走っていかない?

「これからのやることが出来ましたね、イグル様」

「うん」


 野兎と宿り木をあとにして、リベスを出て。

 踏み固められた広めの道を行く。


「それにしても、私まであんなに好かれてたなんて」


 イグル様だけじゃなく私も、また出掛けに力いっぱい抱きつかれたし。


「ハナはみんな好きだよ」

「みんな」

「この辺りのみんなも、とっても分かり難いけどそういってる」


 この辺り。左右は林で道の手前も向こうも誰もいない。


「……そうなんですかー」


 またあれか、精霊様のお力か。


「ハナ、この道をずっと行けばいいの?」

「そうです。このまま、この広い道を三、四日歩けばヴリコードに着きます」

「ふーん……走っていかない?」

「えっ」


 あの、山を下りた時みたいに?


「早く着くでしょ?」

「いや、まあ……」


 着くでしょうけど。でしょうけどあれをまたやるのか……。


「……あ、途中で誰かと会うかもしれませんよ。そしたら精霊様だってバレちゃいます」


 普通の人はあんな走り方はしないし。


「その前に止まる。バレない」

「うーん……」


 ん? イグル様、なんかウズウズしてる?

 もしかして。


「イグル様、単純に走りたいんですか?」

「……そうとも、いう」


 ちょっと視線を逸らさないで下さい。


「んー、それじゃ、少しだけなら」

「!」

「でも、砂粒ほどでも人が見えたらおしまいですよ。いいですか?」

「うん、いい。
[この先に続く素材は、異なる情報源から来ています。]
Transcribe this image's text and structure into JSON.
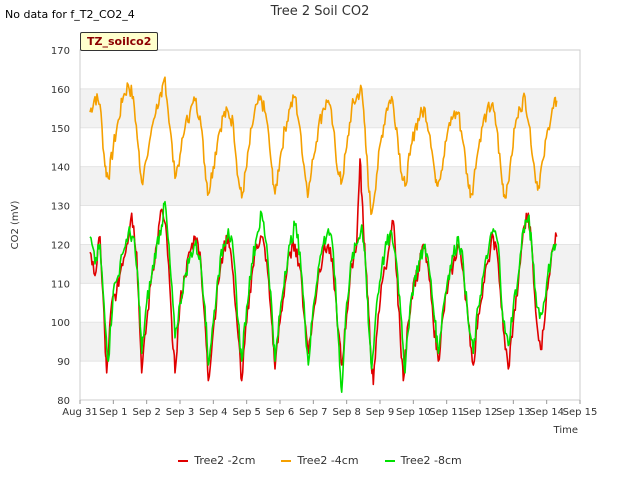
{
  "header": {
    "no_data_text": "No data for f_T2_CO2_4",
    "title": "Tree 2 Soil CO2",
    "badge": "TZ_soilco2"
  },
  "chart_data": {
    "type": "line",
    "ylabel": "CO2 (mV)",
    "xlabel": "Time",
    "ylim": [
      80,
      170
    ],
    "yticks": [
      80,
      90,
      100,
      110,
      120,
      130,
      140,
      150,
      160,
      170
    ],
    "xlim": [
      0,
      15
    ],
    "xticks": [
      {
        "v": 0,
        "label": "Aug 31"
      },
      {
        "v": 1,
        "label": "Sep 1"
      },
      {
        "v": 2,
        "label": "Sep 2"
      },
      {
        "v": 3,
        "label": "Sep 3"
      },
      {
        "v": 4,
        "label": "Sep 4"
      },
      {
        "v": 5,
        "label": "Sep 5"
      },
      {
        "v": 6,
        "label": "Sep 6"
      },
      {
        "v": 7,
        "label": "Sep 7"
      },
      {
        "v": 8,
        "label": "Sep 8"
      },
      {
        "v": 9,
        "label": "Sep 9"
      },
      {
        "v": 10,
        "label": "Sep 10"
      },
      {
        "v": 11,
        "label": "Sep 11"
      },
      {
        "v": 12,
        "label": "Sep 12"
      },
      {
        "v": 13,
        "label": "Sep 13"
      },
      {
        "v": 14,
        "label": "Sep 14"
      },
      {
        "v": 15,
        "label": "Sep 15"
      }
    ],
    "x_unit": "days since Aug 31",
    "series": [
      {
        "name": "Tree2 -2cm",
        "color": "#e00000",
        "points": [
          [
            0.3,
            118
          ],
          [
            0.45,
            112
          ],
          [
            0.6,
            122
          ],
          [
            0.75,
            95
          ],
          [
            0.8,
            87
          ],
          [
            0.95,
            105
          ],
          [
            1.1,
            108
          ],
          [
            1.25,
            115
          ],
          [
            1.4,
            120
          ],
          [
            1.55,
            128
          ],
          [
            1.7,
            118
          ],
          [
            1.85,
            87
          ],
          [
            2.0,
            100
          ],
          [
            2.15,
            112
          ],
          [
            2.3,
            120
          ],
          [
            2.45,
            129
          ],
          [
            2.6,
            122
          ],
          [
            2.75,
            100
          ],
          [
            2.85,
            87
          ],
          [
            3.0,
            105
          ],
          [
            3.15,
            112
          ],
          [
            3.3,
            118
          ],
          [
            3.45,
            122
          ],
          [
            3.6,
            118
          ],
          [
            3.75,
            100
          ],
          [
            3.85,
            85
          ],
          [
            4.0,
            98
          ],
          [
            4.15,
            110
          ],
          [
            4.3,
            118
          ],
          [
            4.45,
            123
          ],
          [
            4.6,
            112
          ],
          [
            4.75,
            96
          ],
          [
            4.85,
            85
          ],
          [
            5.0,
            100
          ],
          [
            5.15,
            112
          ],
          [
            5.3,
            120
          ],
          [
            5.45,
            122
          ],
          [
            5.6,
            116
          ],
          [
            5.75,
            100
          ],
          [
            5.85,
            88
          ],
          [
            6.0,
            100
          ],
          [
            6.15,
            110
          ],
          [
            6.3,
            118
          ],
          [
            6.45,
            120
          ],
          [
            6.6,
            114
          ],
          [
            6.75,
            100
          ],
          [
            6.85,
            92
          ],
          [
            7.0,
            102
          ],
          [
            7.15,
            112
          ],
          [
            7.3,
            118
          ],
          [
            7.45,
            120
          ],
          [
            7.6,
            113
          ],
          [
            7.75,
            98
          ],
          [
            7.85,
            89
          ],
          [
            8.0,
            102
          ],
          [
            8.15,
            115
          ],
          [
            8.3,
            120
          ],
          [
            8.4,
            142
          ],
          [
            8.5,
            125
          ],
          [
            8.6,
            112
          ],
          [
            8.7,
            95
          ],
          [
            8.8,
            84
          ],
          [
            8.95,
            102
          ],
          [
            9.1,
            112
          ],
          [
            9.25,
            118
          ],
          [
            9.4,
            126
          ],
          [
            9.5,
            112
          ],
          [
            9.6,
            98
          ],
          [
            9.7,
            85
          ],
          [
            9.85,
            100
          ],
          [
            10.0,
            110
          ],
          [
            10.15,
            113
          ],
          [
            10.3,
            120
          ],
          [
            10.45,
            114
          ],
          [
            10.6,
            100
          ],
          [
            10.75,
            90
          ],
          [
            10.9,
            102
          ],
          [
            11.05,
            110
          ],
          [
            11.2,
            115
          ],
          [
            11.35,
            120
          ],
          [
            11.5,
            113
          ],
          [
            11.65,
            100
          ],
          [
            11.8,
            89
          ],
          [
            11.95,
            102
          ],
          [
            12.1,
            110
          ],
          [
            12.25,
            116
          ],
          [
            12.4,
            122
          ],
          [
            12.55,
            115
          ],
          [
            12.7,
            98
          ],
          [
            12.85,
            88
          ],
          [
            13.0,
            100
          ],
          [
            13.15,
            110
          ],
          [
            13.3,
            124
          ],
          [
            13.45,
            128
          ],
          [
            13.55,
            120
          ],
          [
            13.7,
            100
          ],
          [
            13.85,
            93
          ],
          [
            14.0,
            108
          ],
          [
            14.15,
            118
          ],
          [
            14.3,
            122
          ]
        ]
      },
      {
        "name": "Tree2 -4cm",
        "color": "#f5a000",
        "points": [
          [
            0.3,
            154
          ],
          [
            0.45,
            158
          ],
          [
            0.6,
            156
          ],
          [
            0.75,
            140
          ],
          [
            0.85,
            137
          ],
          [
            1.0,
            145
          ],
          [
            1.15,
            152
          ],
          [
            1.3,
            158
          ],
          [
            1.45,
            161
          ],
          [
            1.6,
            158
          ],
          [
            1.75,
            145
          ],
          [
            1.85,
            136
          ],
          [
            2.0,
            142
          ],
          [
            2.15,
            150
          ],
          [
            2.3,
            156
          ],
          [
            2.45,
            158
          ],
          [
            2.55,
            163
          ],
          [
            2.7,
            150
          ],
          [
            2.85,
            137
          ],
          [
            3.0,
            143
          ],
          [
            3.15,
            150
          ],
          [
            3.3,
            154
          ],
          [
            3.45,
            157
          ],
          [
            3.6,
            153
          ],
          [
            3.75,
            140
          ],
          [
            3.85,
            133
          ],
          [
            4.0,
            140
          ],
          [
            4.15,
            148
          ],
          [
            4.3,
            153
          ],
          [
            4.45,
            154
          ],
          [
            4.6,
            151
          ],
          [
            4.75,
            137
          ],
          [
            4.85,
            132
          ],
          [
            5.0,
            140
          ],
          [
            5.15,
            150
          ],
          [
            5.3,
            156
          ],
          [
            5.45,
            157
          ],
          [
            5.6,
            152
          ],
          [
            5.75,
            140
          ],
          [
            5.85,
            133
          ],
          [
            6.0,
            142
          ],
          [
            6.15,
            150
          ],
          [
            6.3,
            155
          ],
          [
            6.45,
            158
          ],
          [
            6.6,
            150
          ],
          [
            6.75,
            138
          ],
          [
            6.85,
            133
          ],
          [
            7.0,
            142
          ],
          [
            7.15,
            150
          ],
          [
            7.3,
            155
          ],
          [
            7.45,
            157
          ],
          [
            7.6,
            150
          ],
          [
            7.75,
            138
          ],
          [
            7.85,
            136
          ],
          [
            8.0,
            145
          ],
          [
            8.15,
            155
          ],
          [
            8.3,
            158
          ],
          [
            8.45,
            160
          ],
          [
            8.55,
            150
          ],
          [
            8.65,
            135
          ],
          [
            8.75,
            128
          ],
          [
            8.9,
            138
          ],
          [
            9.05,
            148
          ],
          [
            9.2,
            155
          ],
          [
            9.35,
            158
          ],
          [
            9.5,
            150
          ],
          [
            9.65,
            138
          ],
          [
            9.75,
            135
          ],
          [
            9.9,
            143
          ],
          [
            10.05,
            150
          ],
          [
            10.2,
            153
          ],
          [
            10.35,
            155
          ],
          [
            10.5,
            148
          ],
          [
            10.65,
            138
          ],
          [
            10.75,
            136
          ],
          [
            10.9,
            142
          ],
          [
            11.05,
            150
          ],
          [
            11.2,
            153
          ],
          [
            11.35,
            154
          ],
          [
            11.5,
            146
          ],
          [
            11.65,
            135
          ],
          [
            11.75,
            133
          ],
          [
            11.9,
            142
          ],
          [
            12.05,
            150
          ],
          [
            12.2,
            154
          ],
          [
            12.35,
            156
          ],
          [
            12.5,
            150
          ],
          [
            12.65,
            137
          ],
          [
            12.75,
            132
          ],
          [
            12.9,
            140
          ],
          [
            13.05,
            150
          ],
          [
            13.2,
            155
          ],
          [
            13.35,
            158
          ],
          [
            13.5,
            150
          ],
          [
            13.65,
            138
          ],
          [
            13.75,
            135
          ],
          [
            13.9,
            142
          ],
          [
            14.05,
            150
          ],
          [
            14.2,
            155
          ],
          [
            14.3,
            157
          ]
        ]
      },
      {
        "name": "Tree2 -8cm",
        "color": "#00e000",
        "points": [
          [
            0.3,
            122
          ],
          [
            0.45,
            115
          ],
          [
            0.6,
            120
          ],
          [
            0.75,
            100
          ],
          [
            0.85,
            90
          ],
          [
            1.0,
            108
          ],
          [
            1.15,
            112
          ],
          [
            1.3,
            118
          ],
          [
            1.45,
            123
          ],
          [
            1.6,
            122
          ],
          [
            1.75,
            110
          ],
          [
            1.85,
            92
          ],
          [
            2.0,
            105
          ],
          [
            2.15,
            112
          ],
          [
            2.3,
            120
          ],
          [
            2.45,
            125
          ],
          [
            2.55,
            131
          ],
          [
            2.7,
            115
          ],
          [
            2.85,
            96
          ],
          [
            3.0,
            105
          ],
          [
            3.15,
            112
          ],
          [
            3.3,
            117
          ],
          [
            3.45,
            120
          ],
          [
            3.6,
            117
          ],
          [
            3.75,
            104
          ],
          [
            3.85,
            89
          ],
          [
            4.0,
            100
          ],
          [
            4.15,
            112
          ],
          [
            4.3,
            120
          ],
          [
            4.45,
            124
          ],
          [
            4.6,
            118
          ],
          [
            4.75,
            100
          ],
          [
            4.85,
            90
          ],
          [
            5.0,
            104
          ],
          [
            5.15,
            115
          ],
          [
            5.3,
            122
          ],
          [
            5.45,
            128
          ],
          [
            5.6,
            120
          ],
          [
            5.75,
            104
          ],
          [
            5.85,
            90
          ],
          [
            6.0,
            102
          ],
          [
            6.15,
            113
          ],
          [
            6.3,
            120
          ],
          [
            6.45,
            125
          ],
          [
            6.6,
            118
          ],
          [
            6.75,
            100
          ],
          [
            6.85,
            89
          ],
          [
            7.0,
            104
          ],
          [
            7.15,
            114
          ],
          [
            7.3,
            120
          ],
          [
            7.45,
            124
          ],
          [
            7.6,
            118
          ],
          [
            7.75,
            96
          ],
          [
            7.85,
            82
          ],
          [
            8.0,
            105
          ],
          [
            8.15,
            116
          ],
          [
            8.3,
            120
          ],
          [
            8.45,
            125
          ],
          [
            8.55,
            118
          ],
          [
            8.65,
            100
          ],
          [
            8.75,
            88
          ],
          [
            8.9,
            105
          ],
          [
            9.05,
            114
          ],
          [
            9.2,
            120
          ],
          [
            9.35,
            123
          ],
          [
            9.5,
            115
          ],
          [
            9.65,
            100
          ],
          [
            9.75,
            87
          ],
          [
            9.9,
            104
          ],
          [
            10.05,
            112
          ],
          [
            10.2,
            116
          ],
          [
            10.35,
            120
          ],
          [
            10.5,
            112
          ],
          [
            10.65,
            100
          ],
          [
            10.75,
            92
          ],
          [
            10.9,
            104
          ],
          [
            11.05,
            112
          ],
          [
            11.2,
            117
          ],
          [
            11.35,
            122
          ],
          [
            11.5,
            115
          ],
          [
            11.65,
            100
          ],
          [
            11.8,
            92
          ],
          [
            11.95,
            104
          ],
          [
            12.1,
            112
          ],
          [
            12.25,
            118
          ],
          [
            12.4,
            124
          ],
          [
            12.55,
            120
          ],
          [
            12.7,
            100
          ],
          [
            12.85,
            94
          ],
          [
            13.0,
            104
          ],
          [
            13.15,
            112
          ],
          [
            13.3,
            124
          ],
          [
            13.45,
            127
          ],
          [
            13.55,
            120
          ],
          [
            13.7,
            104
          ],
          [
            13.85,
            102
          ],
          [
            14.0,
            110
          ],
          [
            14.15,
            118
          ],
          [
            14.3,
            120
          ]
        ]
      }
    ],
    "legend_position": "bottom",
    "grid": "alternating horizontal bands"
  }
}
じゃ、いこう」

「は、わ!」


 一気に景色が後ろに!


「風、気持ちいいね」

「そうですね?!」


 背負ってる荷物が揺れる! うわこれ、肩紐千切れないかな?!


「この格好でも、けっこう走れるなぁ」

「えっ危ないならやめて下さい?!」

「ううん、大丈夫」


 不穏!




「あ、いる」

「え?!」


 ちょ、今速度が!


「っと」

「ほおうっ!」


 腰を掴まれ足が浮く。イグル様を軸に、視界がぐるっと横移動。


「おおぉ……」


 そしてふわっと着地する。ダンスでもするように回されて勢いを殺された……。


「……りがとうございます……」

「ん」


 腰の手を解き、イグル様は道の先に目を向ける。


「イグル様には、もう見えてるんですか?」


 道は曲がって、先は見通せない。


「ハナは見えない?」

「全然」

「そう。……足音も、声も、だいぶ近いけど」


 精霊様は目も耳も、人より性能がいい。と、じーちゃんが言っていた。


「教えて下さってありがとうございます。それじゃ、ここからは歩きましょう」

「うん」

「あ、フード被って下さいね」


 ちょっとでも目立たないように。陽も風もあるから、被ってても変じゃないし。


「……あ」


 少しして、道の向こうから三人、歩いてくるのが見えた。